Sin embargo, el término sigue conceptualmente capturado por una ostensible vaguedad que habilita una continua controversia.
Veamos que ocurre a propósito de estas controversias con el peronismo, movimiento extraño al que suele clasificárselo como populista y cuya importancia en la historia política latinoamericana es arduo disimular. Avalan esta inquietud dos cuestiones. La abrumadora mayoría de su actual dirigencia parece haber naturalizado su inscripción en un horizonte capitalista, y a su vez el Presidente Fernández repite una frase que invita a la reflexión (“Es hora de aceptar que el capitalismo no ha dado buenos resultados”).



Componentes doctrinarios básicos
El peronismo se concibe desde su origen como una innovación filosófica disruptiva, conocida como la Tercera Posición. Esa definición tiene tres ramificaciones. a) Una opción ontológica superadora del espiritualismo y el materialismo (lo que se traduce en un humanismo no cientificista apoyado en la justicia social). b) Un sendero geopolítico distante tanto de los Estados Unidos como de la Unión Soviética (lo que dará lugar al Movimiento de los No Alineados). c) Un modo de organización política tan alejado del egoísmo individualista como de la estadolatría autoritaria (lo que desemboca en un comunitarismo ni organicista ni compulsivo).
En el discurso de Perón surge nítido que no persigue un esquema comunista, ni capitalista. Basta rememorar una de sus citas más célebres (“Ni el hombre explotado por el capital ni el individuo sometido por el Estado”).
Ahora bien, cuando se ingresa al terreno de la polémica pública al peronismo se le valora su antiimperialismo y su defensa de los trabajadores. No obstante, se le imputa el supuesto reformismo de haber mantenido inalterado el suelo profundo del capitalismo. Puesto de otra manera, Perón nunca dejó de ser un nacionalista burgués pues esos fueron los límites que dejó ver a lo largo de sus gobiernos.
Pero si lo que define al capitalismo es la existencia de fuerza de trabajo asalariada y relaciones mercantiles, ninguna de las revoluciones presentadas bajo la etiqueta del comunismo erradicaron esos factores. Aunque se presenten como transiciones son, por cierto, demasiado largas, lo que nos les quita densidad y méritos, pero exige acomodar marcos teóricos. Por lo cual, en este punto las distancias con los gobiernos de Perón pueden ser de grados pero no de naturaleza.

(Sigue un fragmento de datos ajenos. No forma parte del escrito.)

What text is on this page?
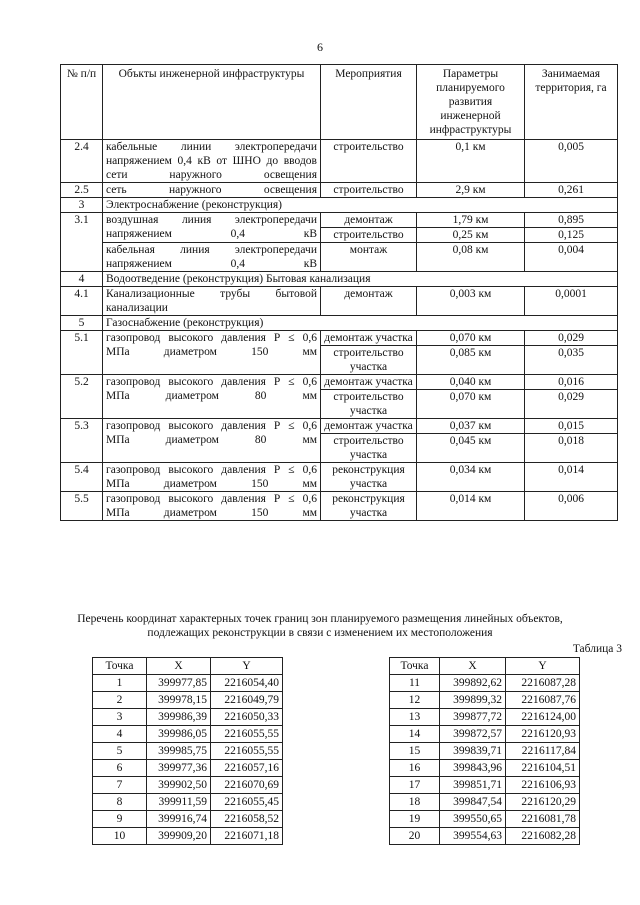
6
№ п/п	Объкты инженерной инфраструктуры	Мероприятия	Параметры планируемого развития инженерной инфраструктуры	Занимаемая территория, га
2.4	кабельные линии электропередачи напряжением 0,4 кВ от ШНО до вводов сети наружного освещения	строительство	0,1 км	0,005
2.5	сеть наружного освещения	строительство	2,9 км	0,261
3	Электроснабжение (реконструкция)			
3.1	воздушная линия электропередачи напряжением 0,4 кВ	демонтаж	1,79 км	0,895
		строительство	0,25 км	0,125
	кабельная линия электропередачи напряжением 0,4 кВ	монтаж	0,08 км	0,004
4	Водоотведение (реконструкция) Бытовая канализация			
4.1	Канализационные трубы бытовой канализации	демонтаж	0,003 км	0,0001
5	Газоснабжение (реконструкция)			
5.1	газопровод высокого давления Р ≤ 0,6 МПа диаметром 150 мм	демонтаж участка	0,070 км	0,029
		строительство участка	0,085 км	0,035
5.2	газопровод высокого давления Р ≤ 0,6 МПа диаметром 80 мм	демонтаж участка	0,040 км	0,016
		строительство участка	0,070 км	0,029
5.3	газопровод высокого давления Р ≤ 0,6 МПа диаметром 80 мм	демонтаж участка	0,037 км	0,015
		строительство участка	0,045 км	0,018
5.4	газопровод высокого давления Р ≤ 0,6 МПа диаметром 150 мм	реконструкция участка	0,034 км	0,014
5.5	газопровод высокого давления Р ≤ 0,6 МПа диаметром 150 мм	реконструкция участка	0,014 км	0,006
Перечень координат характерных точек границ зон планируемого размещения линейных объектов, подлежащих реконструкции в связи с изменением их местоположения
Таблица 3
Точка	X	Y
1	399977,85	2216054,40
2	399978,15	2216049,79
3	399986,39	2216050,33
4	399986,05	2216055,55
5	399985,75	2216055,55
6	399977,36	2216057,16
7	399902,50	2216070,69
8	399911,59	2216055,45
9	399916,74	2216058,52
10	399909,20	2216071,18
Точка	X	Y
11	399892,62	2216087,28
12	399899,32	2216087,76
13	399877,72	2216124,00
14	399872,57	2216120,93
15	399839,71	2216117,84
16	399843,96	2216104,51
17	399851,71	2216106,93
18	399847,54	2216120,29
19	399550,65	2216081,78
20	399554,63	2216082,28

Esto es, en principio no hay contradicción alguna en que Perón promueva una alternativa superadora al capitalismo y que su práctica histórica no haya avanzado drásticamente sobre él; pues si esa fuera la vara quedarían arrasadas todas las utopías igualitarias de la modernidad.

Oscilaciones impotentes
Por supuesto que al momento de detallar cuál sería esa alternativa Perón se muestra impreciso, y el paso de la doctrina a las formas de ejecución no se dictamina con claridad. Lo cual no justifica que aquella dimensión ideológica deba ser ocluida bajo los ropajes de un posibilismo de época. Por lo demás, Marx tampoco es transparente a la hora de describir el comunismo científico. Y los dos principales textos que van en esa dirección (“La crítica al Programa de Gotha” y “El estado y la revolución de Lenin) son sustanciosos pero mantienen vivos numerosos interrogantes.
Es obvio que hoy la política se mueve en los márgenes que fija el capitalismo. Y allí vemos la enorme variedad de diferencias que se aloja en ese universo. Capitalismo es el de Den Xiaoping y el de Margaret Thatcher, el de Perón y el de Martínez de Hoz, el de Cristina y el de Menem, el de Noruega y el de Burkina Faso, el de Alberto y el de Macri. Acentuaciones no sutiles sino radicales que marcan cursos de acción antagónicos. De otra forma, es perfectamente posible mantener erguida una utopía no capitalista y simultáneamente poner pie en tierra y sostener proyectos reformistas de desarrollo productivo, soberanía nacional y justicia social.
Esto parecen no mensurarlo el rudimentario maximalismo de izquierda, los peronistas sin brújula y algunos progresistas deprimidos, que al uniformar al capitalismo como una máquina omnímoda que coloniza y domestica cualquier forma de subjetividad nos condenan a oscilar entre la melancolía ideológica, el pesimismo antropológico y la impotencia política.